A fact from the book that I really relate to: You can understand that an alien sent to study life on Earth would think cars were the dominant life-form. I have a hard time driving now and always wonder to myself, “where are all these people going?” And when I am flustered by all the cars while walking down my busy street, “where are all the people?”.
I like the idea of being outside of one’s comfort zone, since that is me most of the time, and observing like I am on a different planet. I most often feel like an alien on an alien planet.
I am amazed by Douglas Adams ability to predict many of the future (now current) technologies. Wikipedia is one of my favorite online reading forums, so in a sense, the HG2G book is something I can relate to. I like facts and I appreciate them being referenced.
Overall, there are many eccentric and outlandish commentaries in the book that I can agree with, through my own life learnings. That if you ever discover why the universe is here, it could be replaced by something even more bizarre and inexplicable. It’s like the more I learn and grow, really, the less I know.
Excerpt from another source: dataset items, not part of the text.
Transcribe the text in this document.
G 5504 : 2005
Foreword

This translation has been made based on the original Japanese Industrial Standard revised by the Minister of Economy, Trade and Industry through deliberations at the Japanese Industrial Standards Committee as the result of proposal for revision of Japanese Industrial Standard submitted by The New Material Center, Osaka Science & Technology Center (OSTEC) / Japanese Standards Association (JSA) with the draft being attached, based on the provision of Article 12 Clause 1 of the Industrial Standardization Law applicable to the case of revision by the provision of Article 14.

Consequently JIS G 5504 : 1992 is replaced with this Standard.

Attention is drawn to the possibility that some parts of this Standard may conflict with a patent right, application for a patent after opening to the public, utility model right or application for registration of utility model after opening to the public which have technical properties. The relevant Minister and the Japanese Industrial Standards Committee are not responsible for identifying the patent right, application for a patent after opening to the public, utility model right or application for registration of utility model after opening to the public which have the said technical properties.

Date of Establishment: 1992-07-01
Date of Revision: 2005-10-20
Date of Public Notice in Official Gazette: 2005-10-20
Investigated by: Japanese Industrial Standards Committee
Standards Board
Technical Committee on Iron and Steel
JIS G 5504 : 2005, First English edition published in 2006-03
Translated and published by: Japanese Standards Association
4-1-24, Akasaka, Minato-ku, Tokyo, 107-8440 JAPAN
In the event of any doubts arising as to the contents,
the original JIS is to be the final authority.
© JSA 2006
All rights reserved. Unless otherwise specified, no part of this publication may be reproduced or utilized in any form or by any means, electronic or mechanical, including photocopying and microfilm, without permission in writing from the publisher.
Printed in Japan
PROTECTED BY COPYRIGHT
Yes, the number 42 is everywhere. I find the number 133 constantly in my life.
—--
In regards to the book’s relation to this class, I understand the connection on a multitude of levels: entering a new territory of learning with heaps of information, not enough time to process, need to quickly implement/complete/submit, and numerous challenges to be faced. Yet, to take it with ease and not worry (Don’t Panic) is the best strategy to embrace because usually it all works out alright. But for me, that takes a lot of control out of my hands, which I don’t like to be in that state anymore, due to too many adverse experiences and it affects my nervous system in every minute way. I still remind myself to calm down, but I want to avoid these types of activities if I can nowadays.
Being autistic is like my own alien culture and it’s hard to relate to the normal/typical way. Fortunately, with the worldwide web, more and more people like me are being connected and forming shared living experiences. We can now exchange in a culture that we are comfortable with. All thanks to the internet and technology!